Publicado en El Deber, 17 05 2017
El acto de crear o de producir algo que no existía antes es particularmente humano. Como especie –dice Mercedes Gysin-Capdevida– necesitamos crear; tenemos aptitud para inventar, producir, transformar, como condición natural. “…El ser humano crea su mundo, en el mundo. No hay, pues, un ser humano carente de creatividad”. Desde tiempos ancestrales transformamos nuestro entorno, lo enriquecemos, pintamos, adornamos, inventamos melodías y contamos historias.
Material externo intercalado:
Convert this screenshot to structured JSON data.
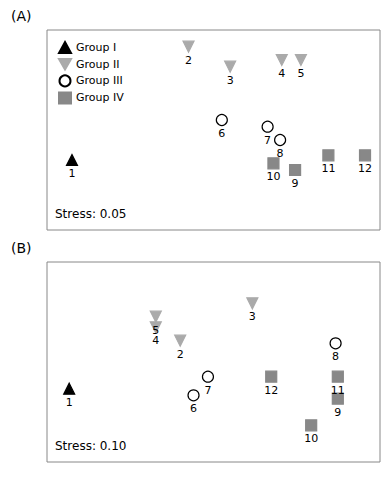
{
  "chart_data": [
    {
      "type": "scatter",
      "title": "(A)",
      "annotation": "Stress: 0.05",
      "xlim": [
        -2,
        2
      ],
      "ylim": [
        -1.5,
        1.5
      ],
      "tick_labels": false,
      "grid": false,
      "legend": "upper left",
      "series": [
        {
          "name": "Group I",
          "marker": "triangle_up",
          "color": "#000000",
          "x": [
            -1.7
          ],
          "y": [
            -0.45
          ],
          "labels": [
            "1"
          ]
        },
        {
          "name": "Group II",
          "marker": "triangle_down",
          "color": "#aaaaaa",
          "x": [
            -0.3,
            0.2,
            0.82,
            1.05
          ],
          "y": [
            1.25,
            0.95,
            1.05,
            1.05
          ],
          "labels": [
            "2",
            "3",
            "4",
            "5"
          ]
        },
        {
          "name": "Group III",
          "marker": "circle_open",
          "color": "#000000",
          "x": [
            0.1,
            0.65,
            0.8
          ],
          "y": [
            0.15,
            0.05,
            -0.15
          ],
          "labels": [
            "6",
            "7",
            "8"
          ]
        },
        {
          "name": "Group IV",
          "marker": "square",
          "color": "#888888",
          "x": [
            0.98,
            0.72,
            1.38,
            1.82
          ],
          "y": [
            -0.6,
            -0.5,
            -0.38,
            -0.38
          ],
          "labels": [
            "9",
            "10",
            "11",
            "12"
          ]
        }
      ]
    },
    {
      "type": "scatter",
      "title": "(B)",
      "annotation": "Stress: 0.10",
      "xlim": [
        -1.5,
        1.5
      ],
      "ylim": [
        -1.5,
        1.5
      ],
      "tick_labels": false,
      "grid": false,
      "series": [
        {
          "name": "Group I",
          "marker": "triangle_up",
          "color": "#000000",
          "x": [
            -1.3
          ],
          "y": [
            -0.4
          ],
          "labels": [
            "1"
          ]
        },
        {
          "name": "Group II",
          "marker": "triangle_down",
          "color": "#aaaaaa",
          "x": [
            -0.3,
            0.35,
            -0.52,
            -0.52
          ],
          "y": [
            0.32,
            0.88,
            0.52,
            0.68
          ],
          "labels": [
            "2",
            "3",
            "4",
            "5"
          ]
        },
        {
          "name": "Group III",
          "marker": "circle_open",
          "color": "#000000",
          "x": [
            -0.18,
            -0.05,
            1.1
          ],
          "y": [
            -0.5,
            -0.22,
            0.28
          ],
          "labels": [
            "6",
            "7",
            "8"
          ]
        },
        {
          "name": "Group IV",
          "marker": "square",
          "color": "#888888",
          "x": [
            1.12,
            0.88,
            1.12,
            0.52
          ],
          "y": [
            -0.55,
            -0.95,
            -0.22,
            -0.22
          ],
          "labels": [
            "9",
            "10",
            "11",
            "12"
          ]
        }
      ]
    }
  ]
}
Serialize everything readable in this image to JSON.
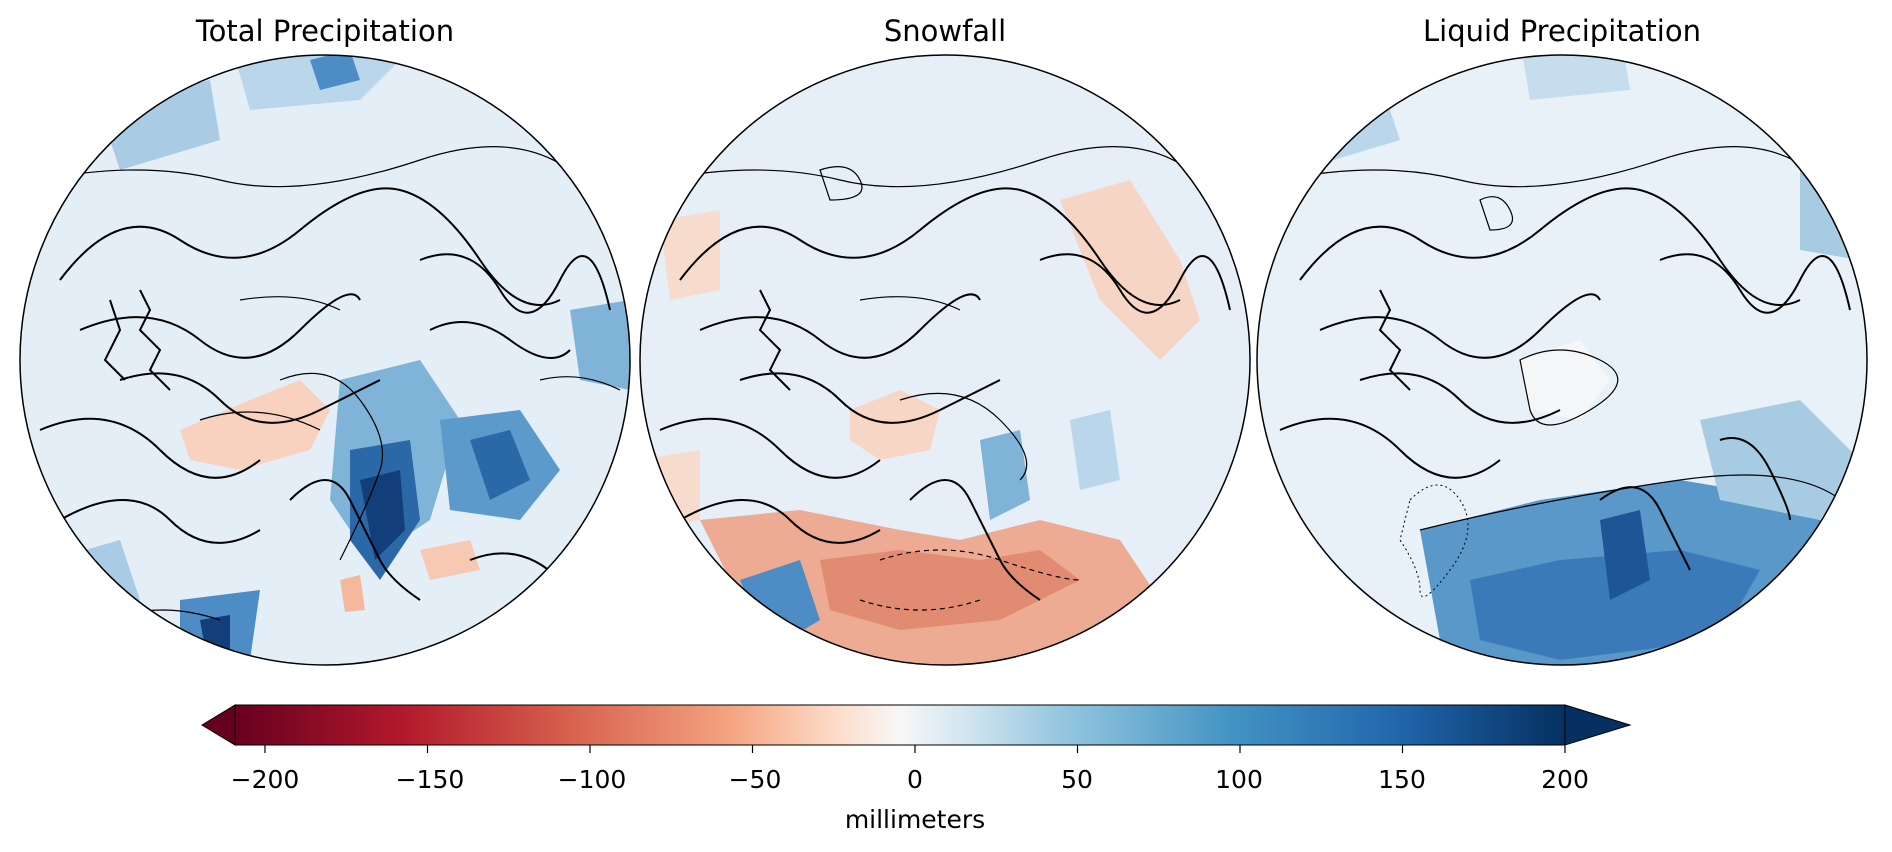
{
  "panels": [
    {
      "title": "Total Precipitation",
      "mode": "total"
    },
    {
      "title": "Snowfall",
      "mode": "snow"
    },
    {
      "title": "Liquid Precipitation",
      "mode": "liquid"
    }
  ],
  "colorbar": {
    "label": "millimeters",
    "colormap": "RdBu",
    "min": -200,
    "max": 200,
    "extend": "both",
    "ticks": [
      "−200",
      "−150",
      "−100",
      "−50",
      "0",
      "50",
      "100",
      "150",
      "200"
    ],
    "tick_values": [
      -200,
      -150,
      -100,
      -50,
      0,
      50,
      100,
      150,
      200
    ]
  },
  "colors": {
    "deep_red": "#67001f",
    "red": "#b2182b",
    "light_red": "#f4a582",
    "pale_red": "#fddbc7",
    "white": "#f7f7f7",
    "pale_blue": "#d1e5f0",
    "light_blue": "#92c5de",
    "blue": "#2166ac",
    "deep_blue": "#053061"
  }
}
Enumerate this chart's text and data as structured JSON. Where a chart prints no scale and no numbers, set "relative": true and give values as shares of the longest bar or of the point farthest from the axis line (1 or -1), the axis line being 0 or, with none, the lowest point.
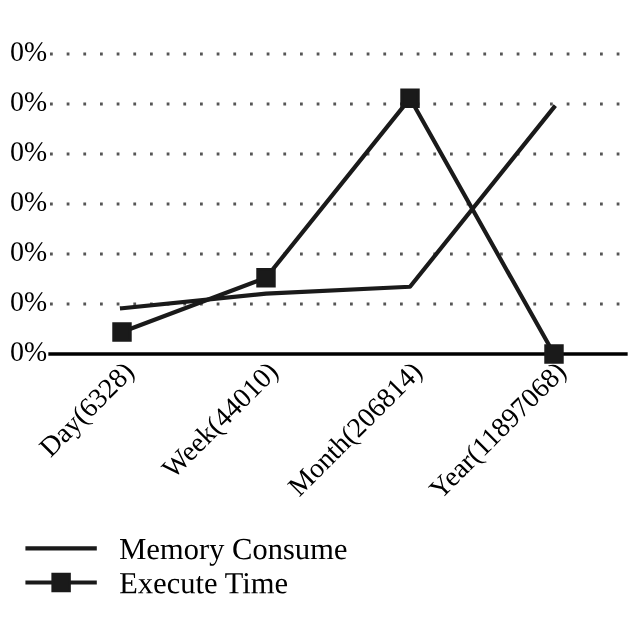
{
  "chart_data": {
    "type": "line",
    "categories": [
      "Day(6328)",
      "Week(44010)",
      "Month(206814)",
      "Year(11897068)"
    ],
    "series": [
      {
        "name": "Memory Consume",
        "color": "#1a1a1a",
        "marker": "none",
        "values": [
          0.179,
          0.236,
          0.263,
          0.965
        ]
      },
      {
        "name": "Execute Time",
        "color": "#1a1a1a",
        "marker": "square",
        "values": [
          0.086,
          0.298,
          1,
          0
        ]
      }
    ],
    "relative": true,
    "annotations": [
      "0%",
      "0%",
      "0%",
      "0%",
      "0%",
      "0%",
      "0%"
    ],
    "grid": "y",
    "legend": "bottom left",
    "line_style": "solid"
  }
}
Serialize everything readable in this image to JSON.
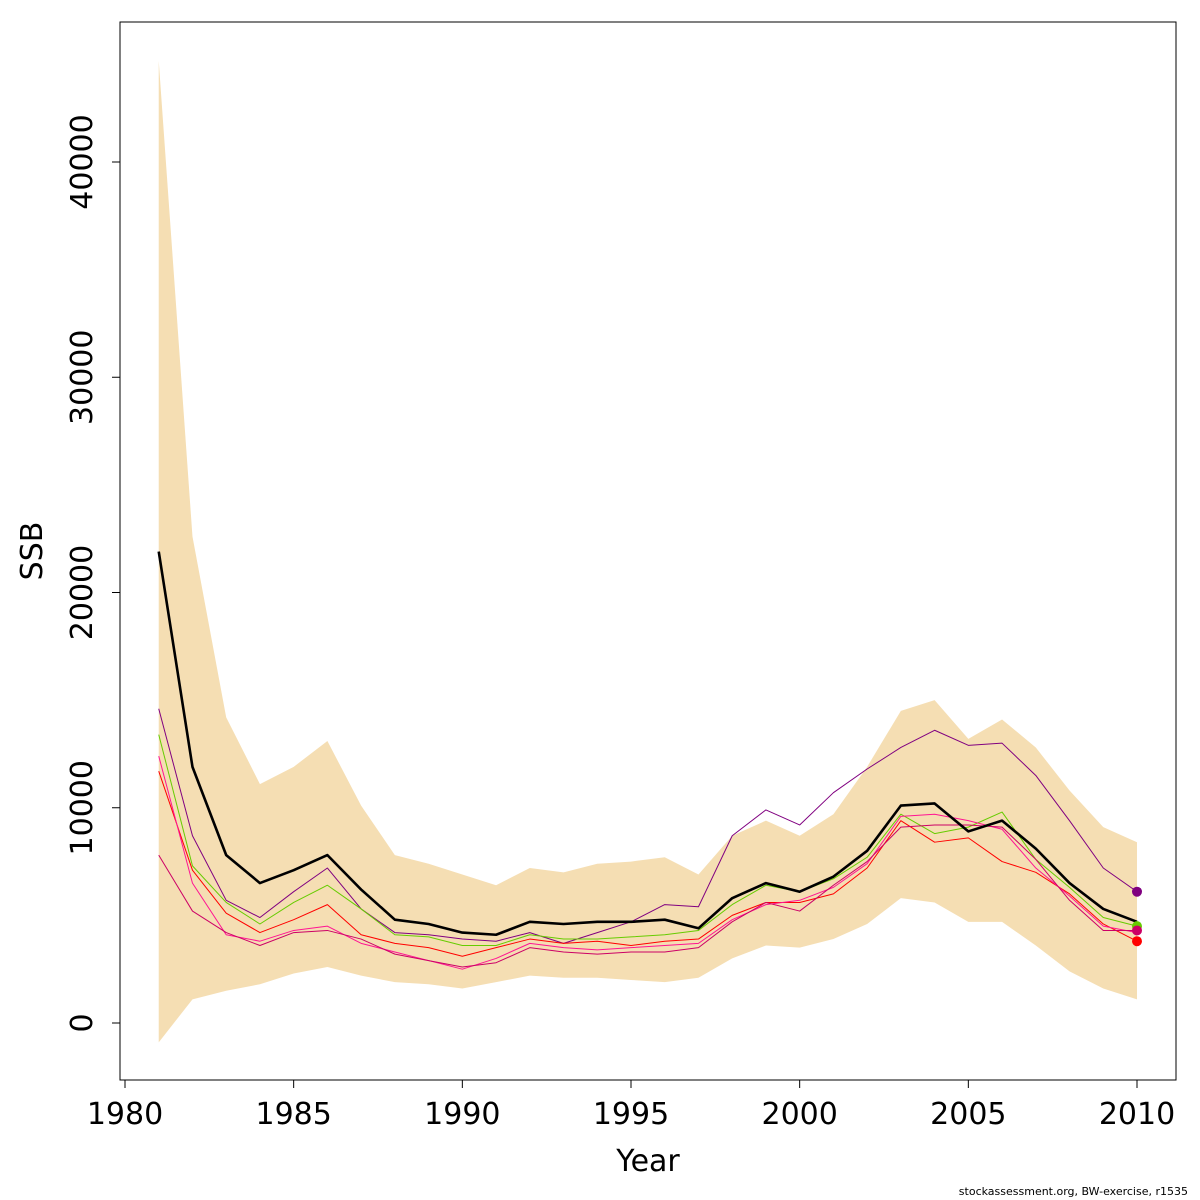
{
  "chart_data": {
    "type": "line",
    "xlabel": "Year",
    "ylabel": "SSB",
    "xlim": [
      1980,
      2010
    ],
    "ylim": [
      0,
      40000
    ],
    "xticks": [
      1980,
      1985,
      1990,
      1995,
      2000,
      2005,
      2010
    ],
    "yticks": [
      0,
      10000,
      20000,
      30000,
      40000
    ],
    "x": [
      1981,
      1982,
      1983,
      1984,
      1985,
      1986,
      1987,
      1988,
      1989,
      1990,
      1991,
      1992,
      1993,
      1994,
      1995,
      1996,
      1997,
      1998,
      1999,
      2000,
      2001,
      2002,
      2003,
      2004,
      2005,
      2006,
      2007,
      2008,
      2009,
      2010
    ],
    "band": {
      "color": "#f5deb3",
      "upper": [
        44700,
        22600,
        14200,
        11100,
        11900,
        13100,
        10100,
        7800,
        7400,
        6900,
        6400,
        7200,
        7000,
        7400,
        7500,
        7700,
        6900,
        8700,
        9400,
        8700,
        9700,
        11900,
        14500,
        15000,
        13200,
        14100,
        12800,
        10800,
        9100,
        8400
      ],
      "lower": [
        -900,
        1100,
        1500,
        1800,
        2300,
        2600,
        2200,
        1900,
        1800,
        1600,
        1900,
        2200,
        2100,
        2100,
        2000,
        1900,
        2100,
        3000,
        3600,
        3500,
        3900,
        4600,
        5800,
        5600,
        4700,
        4700,
        3600,
        2400,
        1600,
        1100
      ]
    },
    "series": [
      {
        "color": "#000000",
        "width": 2.6,
        "values": [
          21900,
          11900,
          7800,
          6500,
          7100,
          7800,
          6200,
          4800,
          4600,
          4200,
          4100,
          4700,
          4600,
          4700,
          4700,
          4800,
          4400,
          5800,
          6500,
          6100,
          6800,
          8000,
          10100,
          10200,
          8900,
          9400,
          8100,
          6500,
          5300,
          4700
        ]
      },
      {
        "color": "#800080",
        "width": 1,
        "values": [
          14600,
          8700,
          5700,
          4900,
          6100,
          7200,
          5300,
          4200,
          4100,
          3900,
          3800,
          4200,
          3700,
          4200,
          4700,
          5500,
          5400,
          8700,
          9900,
          9200,
          10700,
          11800,
          12800,
          13600,
          12900,
          13000,
          11500,
          9400,
          7200,
          6100
        ],
        "endpoint": true
      },
      {
        "color": "#66cc00",
        "width": 1,
        "values": [
          13400,
          7300,
          5600,
          4600,
          5600,
          6400,
          5300,
          4100,
          4000,
          3600,
          3600,
          4100,
          3900,
          3900,
          4000,
          4100,
          4300,
          5500,
          6400,
          6100,
          6700,
          7700,
          9700,
          8800,
          9100,
          9800,
          7600,
          6300,
          4900,
          4500
        ],
        "endpoint": true
      },
      {
        "color": "#ff0000",
        "width": 1,
        "values": [
          11700,
          7100,
          5100,
          4200,
          4800,
          5500,
          4100,
          3700,
          3500,
          3100,
          3500,
          3900,
          3700,
          3800,
          3600,
          3800,
          3900,
          5000,
          5600,
          5600,
          6000,
          7200,
          9400,
          8400,
          8600,
          7500,
          7000,
          6000,
          4600,
          3800
        ],
        "endpoint": true
      },
      {
        "color": "#ff1493",
        "width": 1,
        "values": [
          12400,
          6500,
          4100,
          3800,
          4300,
          4500,
          3700,
          3300,
          2900,
          2500,
          3000,
          3700,
          3500,
          3400,
          3500,
          3600,
          3700,
          4800,
          5500,
          5700,
          6300,
          7400,
          9600,
          9700,
          9400,
          9000,
          7200,
          5900,
          4500,
          4200
        ]
      },
      {
        "color": "#cc0066",
        "width": 1,
        "values": [
          7800,
          5200,
          4200,
          3600,
          4200,
          4300,
          3900,
          3200,
          2900,
          2600,
          2800,
          3500,
          3300,
          3200,
          3300,
          3300,
          3500,
          4700,
          5600,
          5200,
          6400,
          7500,
          9100,
          9200,
          9200,
          9100,
          7600,
          5700,
          4300,
          4300
        ],
        "endpoint": true
      }
    ]
  },
  "footer": {
    "credit": "stockassessment.org, BW-exercise, r1535"
  }
}
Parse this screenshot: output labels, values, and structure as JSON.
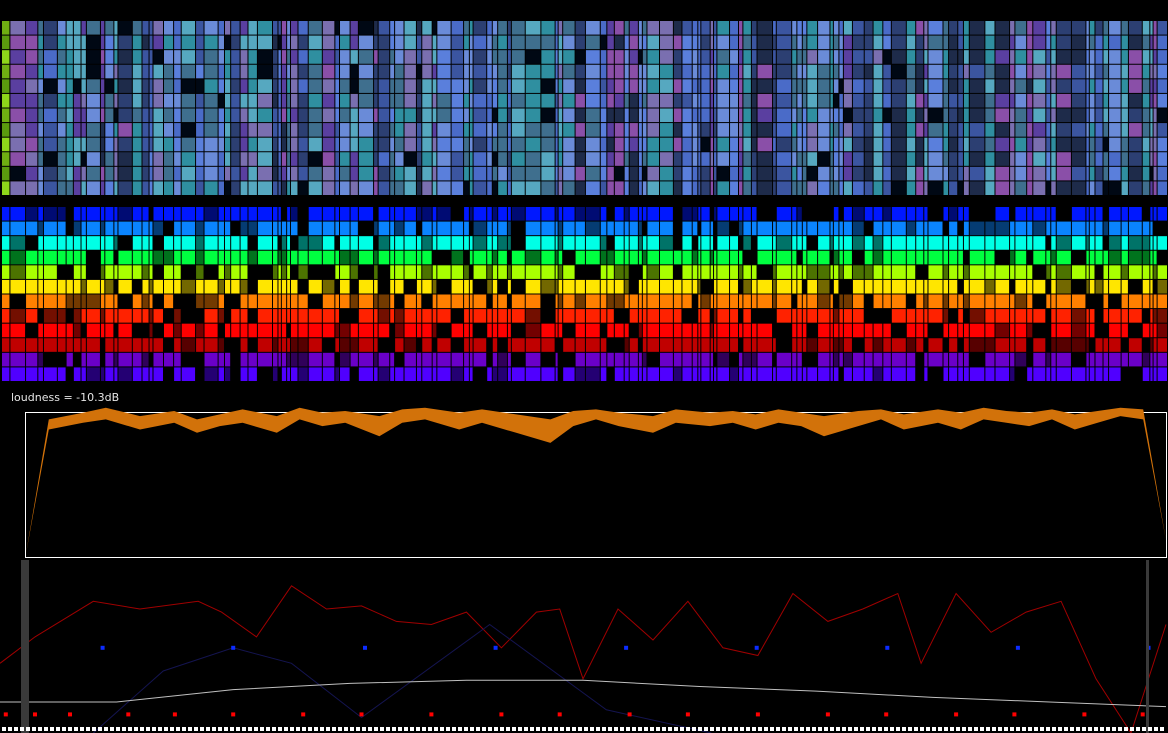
{
  "loudness_label": "loudness = -10.3dB",
  "chart_data": [
    {
      "type": "heatmap",
      "variant": "timbre",
      "rows": 12,
      "segments": 134,
      "palette": [
        "#1e2b4a",
        "#2c3f72",
        "#3b55a0",
        "#4a6bc8",
        "#5a7fdc",
        "#6a8bd8",
        "#3f6f8e",
        "#2f8fa0",
        "#56a8c0",
        "#7a6fb0",
        "#5a3fa0",
        "#8a4fa8"
      ]
    },
    {
      "type": "heatmap",
      "variant": "pitch-chroma",
      "rows": 12,
      "segments": 134,
      "row_colors": [
        "#0018ff",
        "#0a84ff",
        "#00ffe6",
        "#00ff40",
        "#a8ff00",
        "#ffe600",
        "#ff8000",
        "#ff2200",
        "#ff0000",
        "#c00000",
        "#6a00c8",
        "#5000ff"
      ]
    },
    {
      "type": "area",
      "series": [
        {
          "name": "loudness",
          "color": "#d2720a",
          "x": [
            0,
            2,
            5,
            7,
            10,
            13,
            15,
            17,
            19,
            22,
            24,
            26,
            28,
            31,
            33,
            35,
            38,
            40,
            43,
            46,
            48,
            50,
            52,
            55,
            57,
            60,
            62,
            64,
            66,
            68,
            70,
            73,
            75,
            77,
            80,
            82,
            84,
            86,
            88,
            90,
            92,
            94,
            96,
            98,
            100
          ],
          "upper": [
            -44,
            -4,
            -2,
            -0.5,
            -3,
            -1.5,
            -4,
            -2.5,
            -1,
            -3,
            -0.5,
            -2,
            -1.5,
            -3,
            -1,
            -0.5,
            -2,
            -1,
            -2.5,
            -4,
            -1.5,
            -1,
            -2,
            -3,
            -1,
            -2,
            -1.5,
            -2.5,
            -1,
            -2,
            -3,
            -1.5,
            -1,
            -2.5,
            -1,
            -2,
            -0.5,
            -1.5,
            -2,
            -1,
            -2.5,
            -1.5,
            -0.5,
            -1,
            -40
          ],
          "lower": [
            -44,
            -7,
            -5,
            -4,
            -7,
            -5,
            -8,
            -6,
            -5,
            -8,
            -4,
            -6,
            -5,
            -9,
            -5,
            -4,
            -7,
            -5,
            -8,
            -11,
            -6,
            -4,
            -6,
            -8,
            -5,
            -6,
            -5,
            -7,
            -5,
            -6,
            -9,
            -6,
            -4,
            -7,
            -5,
            -7,
            -4,
            -5,
            -6,
            -4,
            -7,
            -5,
            -3,
            -4,
            -40
          ],
          "ylim": [
            -45,
            0
          ]
        }
      ]
    },
    {
      "type": "line",
      "series": [
        {
          "name": "red",
          "color": "#a00000",
          "points": [
            [
              0,
              0.55
            ],
            [
              3,
              0.38
            ],
            [
              8,
              0.15
            ],
            [
              12,
              0.2
            ],
            [
              17,
              0.15
            ],
            [
              19,
              0.22
            ],
            [
              22,
              0.38
            ],
            [
              25,
              0.05
            ],
            [
              28,
              0.2
            ],
            [
              31,
              0.18
            ],
            [
              34,
              0.28
            ],
            [
              37,
              0.3
            ],
            [
              40,
              0.22
            ],
            [
              43,
              0.45
            ],
            [
              46,
              0.22
            ],
            [
              48,
              0.2
            ],
            [
              50,
              0.65
            ],
            [
              53,
              0.2
            ],
            [
              56,
              0.4
            ],
            [
              59,
              0.15
            ],
            [
              62,
              0.45
            ],
            [
              65,
              0.5
            ],
            [
              68,
              0.1
            ],
            [
              71,
              0.28
            ],
            [
              74,
              0.2
            ],
            [
              77,
              0.1
            ],
            [
              79,
              0.55
            ],
            [
              82,
              0.1
            ],
            [
              85,
              0.35
            ],
            [
              88,
              0.22
            ],
            [
              91,
              0.15
            ],
            [
              94,
              0.65
            ],
            [
              97,
              1.0
            ],
            [
              100,
              0.3
            ]
          ]
        },
        {
          "name": "navy",
          "color": "#141450",
          "points": [
            [
              8,
              1.0
            ],
            [
              14,
              0.6
            ],
            [
              20,
              0.45
            ],
            [
              25,
              0.55
            ],
            [
              31,
              0.9
            ],
            [
              42,
              0.3
            ],
            [
              52,
              0.85
            ],
            [
              61,
              1.0
            ]
          ]
        },
        {
          "name": "gray",
          "color": "#bfbfbf",
          "points": [
            [
              0,
              0.8
            ],
            [
              10,
              0.8
            ],
            [
              20,
              0.72
            ],
            [
              30,
              0.68
            ],
            [
              40,
              0.66
            ],
            [
              50,
              0.66
            ],
            [
              60,
              0.7
            ],
            [
              70,
              0.73
            ],
            [
              80,
              0.77
            ],
            [
              90,
              0.8
            ],
            [
              100,
              0.83
            ]
          ]
        }
      ],
      "markers": [
        {
          "name": "blue-dots",
          "color": "#0c2cff",
          "x": [
            8.8,
            20.0,
            31.3,
            42.5,
            53.7,
            64.9,
            76.1,
            87.3,
            98.5
          ],
          "y": [
            0.45,
            0.45,
            0.45,
            0.45,
            0.45,
            0.45,
            0.45,
            0.45,
            0.45
          ]
        },
        {
          "name": "red-dots",
          "color": "#ff0000",
          "x": [
            0.5,
            3,
            6,
            11,
            15,
            20,
            26,
            31,
            37,
            43,
            48,
            54,
            59,
            65,
            71,
            76,
            82,
            87,
            93,
            98
          ],
          "y": [
            0.88,
            0.88,
            0.88,
            0.88,
            0.88,
            0.88,
            0.88,
            0.88,
            0.88,
            0.88,
            0.88,
            0.88,
            0.88,
            0.88,
            0.88,
            0.88,
            0.88,
            0.88,
            0.88,
            0.88
          ]
        }
      ]
    }
  ]
}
Con la palabra, la imagen, el sonido, el objeto y el cuerpo expresamos, de forma muy particular, los sentimientos de pena, duelo, alegría; resaltamos lo que nos agrada o nos desagrada; lo que deseamos y lo que rechazamos. En las obras de arte, dice Hegel, están depositados los más íntimos pensamientos y las más ricas intuiciones de los pueblos. No sé si tanto así de los pueblos, con seguridad los del artista. Pienso que este, en tanto productor de una pregunta novedosa, está mucho más allá de su pueblo. Es tan grande la fuerza de una pieza artística, que franquea fronteras, lenguas y épocas. La Venus, de Willendorf; L´homme qui marche, de Giacometti; El Grito, de Munch; El Taj Mahal; la foto del niño acechado por un buitre, de Kevin Carter; la obra de teatro Romeo y Julieta; la novela El Quijote, de Cervantes, son algunos ejemplos de la trascendencia en geografía, idioma y tiempo del arte. La pieza es el símbolo; el alma humana, lo simbolizado.
Toda obra de arte es un intento de comunicar. Una actividad en la que trabajo y juego son lo mismo. La terapia con niños me encanta. Cuando sacan la caja de juguetes, crean su mundo, en el mundo. Lo inventan, como les gustaría que sea. Cuando adultos, estamos en silencio frente a una obra de arte, sea foto, teatro, danza, poesía o novela, disparamos un recuerdo; algo de lo vivido se nos mueve adentro y, a la vez, recibimos una propuesta, una novedad, una manera diferente y más estética de hacer o de ser. Aún más, recibimos una confrontación, una pregunta, que induce a crear en nuestra vida escenarios más vitales.